Sunday, February 27, 2005

10:40pm, late for indian standards, the staff are all sleeping or drinking and i sit in the office with kathrin(german intern). we both are writing to far away people in far away places because the people here dont satisfy. for her there is a boy in mali with whom she is deeply in love and is going to live with in august. for me it is a little bit different.

im having serious issues dealing with a woman on this trip. history is necessary though i want to skip it. for now. i feel as if all this is in my head sometimes. as if ive just drawn battle lines and her and i are at war. i came to the conclusion the other day that my actions towards women are all designed to control them. they manifest differently but the purpose is elicit certain responses and behaviours from women; responses and behaviours that please me.

what does this have to do with the immediate situation? my roomate has become increasingly close friends with jenai and i find that almost unbearable. i feel as if she has given up our friendship for the one she has with jenai. i feel her actions towards me have become hostile and passive agressive. with my roomate behaving as such and my general isolation from the group alot of time with the group is uncomfortable for me. very uncomfortable. along with this persistant itching. and i can no longer control or have the semblance of control over her actions. that is what fundamentally bothers me here. is that a woman over whom ive have no control has now become friends with a woman of whom i had a level of control over and taken her away from me.
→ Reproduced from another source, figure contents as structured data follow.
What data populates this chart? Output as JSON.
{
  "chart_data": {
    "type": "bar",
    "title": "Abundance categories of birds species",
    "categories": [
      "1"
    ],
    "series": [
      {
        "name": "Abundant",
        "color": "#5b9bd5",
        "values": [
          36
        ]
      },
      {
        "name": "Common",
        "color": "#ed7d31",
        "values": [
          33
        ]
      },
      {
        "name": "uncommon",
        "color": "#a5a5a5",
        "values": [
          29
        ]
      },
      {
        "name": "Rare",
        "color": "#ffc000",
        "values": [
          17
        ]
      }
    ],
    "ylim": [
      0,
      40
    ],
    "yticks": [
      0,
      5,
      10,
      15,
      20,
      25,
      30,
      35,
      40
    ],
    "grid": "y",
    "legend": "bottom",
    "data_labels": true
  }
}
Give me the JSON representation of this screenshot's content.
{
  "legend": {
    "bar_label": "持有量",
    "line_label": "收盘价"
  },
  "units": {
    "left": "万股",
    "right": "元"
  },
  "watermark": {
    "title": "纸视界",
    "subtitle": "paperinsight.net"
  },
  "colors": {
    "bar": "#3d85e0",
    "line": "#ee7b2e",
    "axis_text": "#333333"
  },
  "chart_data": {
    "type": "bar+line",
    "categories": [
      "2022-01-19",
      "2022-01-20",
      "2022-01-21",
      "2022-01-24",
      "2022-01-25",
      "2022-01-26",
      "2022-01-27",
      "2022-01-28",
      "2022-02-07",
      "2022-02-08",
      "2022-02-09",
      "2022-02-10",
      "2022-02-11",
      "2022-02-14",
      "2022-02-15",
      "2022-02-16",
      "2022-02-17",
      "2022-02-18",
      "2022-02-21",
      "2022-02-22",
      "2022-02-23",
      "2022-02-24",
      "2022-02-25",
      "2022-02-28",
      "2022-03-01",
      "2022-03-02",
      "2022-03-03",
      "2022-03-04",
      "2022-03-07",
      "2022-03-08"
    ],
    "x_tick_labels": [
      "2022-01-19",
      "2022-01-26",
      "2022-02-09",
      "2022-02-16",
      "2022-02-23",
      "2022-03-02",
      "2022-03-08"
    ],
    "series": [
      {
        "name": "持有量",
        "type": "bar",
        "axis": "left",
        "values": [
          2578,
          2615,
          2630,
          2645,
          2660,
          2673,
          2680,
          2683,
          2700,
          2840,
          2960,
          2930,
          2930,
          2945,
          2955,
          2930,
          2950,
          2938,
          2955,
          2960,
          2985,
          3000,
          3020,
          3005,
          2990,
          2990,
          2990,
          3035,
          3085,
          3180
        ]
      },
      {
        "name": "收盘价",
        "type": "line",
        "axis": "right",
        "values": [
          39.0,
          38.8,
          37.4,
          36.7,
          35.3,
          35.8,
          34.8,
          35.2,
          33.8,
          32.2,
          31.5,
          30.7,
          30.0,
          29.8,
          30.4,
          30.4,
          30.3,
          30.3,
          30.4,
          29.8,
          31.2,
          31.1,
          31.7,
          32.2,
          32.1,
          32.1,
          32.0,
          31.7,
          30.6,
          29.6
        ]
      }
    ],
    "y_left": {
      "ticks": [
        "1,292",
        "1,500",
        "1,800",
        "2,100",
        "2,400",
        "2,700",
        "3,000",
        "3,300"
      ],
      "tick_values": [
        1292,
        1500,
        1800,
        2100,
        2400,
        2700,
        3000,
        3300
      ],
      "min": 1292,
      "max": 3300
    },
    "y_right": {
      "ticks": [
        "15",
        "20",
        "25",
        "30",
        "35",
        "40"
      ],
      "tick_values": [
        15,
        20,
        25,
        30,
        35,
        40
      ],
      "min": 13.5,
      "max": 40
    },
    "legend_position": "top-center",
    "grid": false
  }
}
away from me. ME. this is an issue of possesion and more so of control. and of competition.

this makes the room uncomfortable this makes talking with her outside the room almost impossible so that there is no wy to develop anything with any sense of continuity.

my mind works really fast, really really fast. i come to conclusions based on assumptions which are total fabrications of reality so that ive painted an insane picture of the social scene here as being entirely aligned against me in less than 6 hours.

that is psychotic. it drives me crazy. really painfully crazy.

i lack the ability to just calm down. to let my mind not focus exclusively on the negative experiences or negative constructions in my mind. the good experiences tend to flow right by. i leave good moments and make bad memories. its funny to realize how much of this is a mental construction of me vs. the outside world.

today i had good exchanges with jenai, brittany, lawrence, larry, andrew, and yumiko not too mention fantastic moments with lata, chicana, samantha(that wasnt fantastic, just nice) jayama, luckama, ruckama, jayama, krishna, gopi, and rageesh. i mean, thats alot. thats alot of good things to leave behind in favour of the bad.

the created battle lines between myself and jenai are self perpetuating. there has been no words exchanged between us of significant air for weeks now. i really need to iniate some type of conversation between us and attempt to just talk with her. i think its possible.

what do i want to talk about? how i feel around her. uncomfortable, forced, painfully aware of everything i do as being disgusted despised and bad, bad, bad. sexist, patriarchal, hierarchal, authoritarian etc etc etc, all the bad words of my recent past are being thrown in my face by the way she makes me feel. its about how she makes me feel...no, its about how we interact...no, its about all of these things? no...there is something i cannot place my finger upon right now. something about how we interact that is contaminated that feels as if it can never be right again.

the battle lines go as far dividing school and play. ive got school, she has play. and because she has it any minute of play that she and I share with the group is painful and i construct what other people think and the whole dynamic of group activities has a life in my head which is fundamentally anti-demetrius and all he stands for. in my head ive been demonized and outcaste; dejected and dislike; alone and isolated from people here is how i feel.

and she gets built up in my mind like some fucking demon whose sole purpose is to exacerbate the tensions between us into full scale combat which in my fantasies ultimately involves me wining through so and so...but i paint her as being ever vigilant of my moves and i feel as if she is observing everything and noting down my transgressions against people to use later as ammunition in the public denunciation.

yeah, fuck.

but i know that these feelings are based strongly in my constructions and assumptions of other peoples thoughts and actions. in other words, im lying to myself about how others feel in order to create an inferiority complex which i can use to put my self up on an imaginary pedestal. upon that pedestal i gain a superiority complex which i use to hold myself above everyone else. that way, not only am i discriminated against but also better than everyone else.

not so fucking healthy, ya?

i dont know what to do. but i think that by putting myself through this questioning things are getting alittle better, now ive just got to start talking.

and to deal with this itching and possible outbreak of hpv. Fuck. that worries me. really worries me.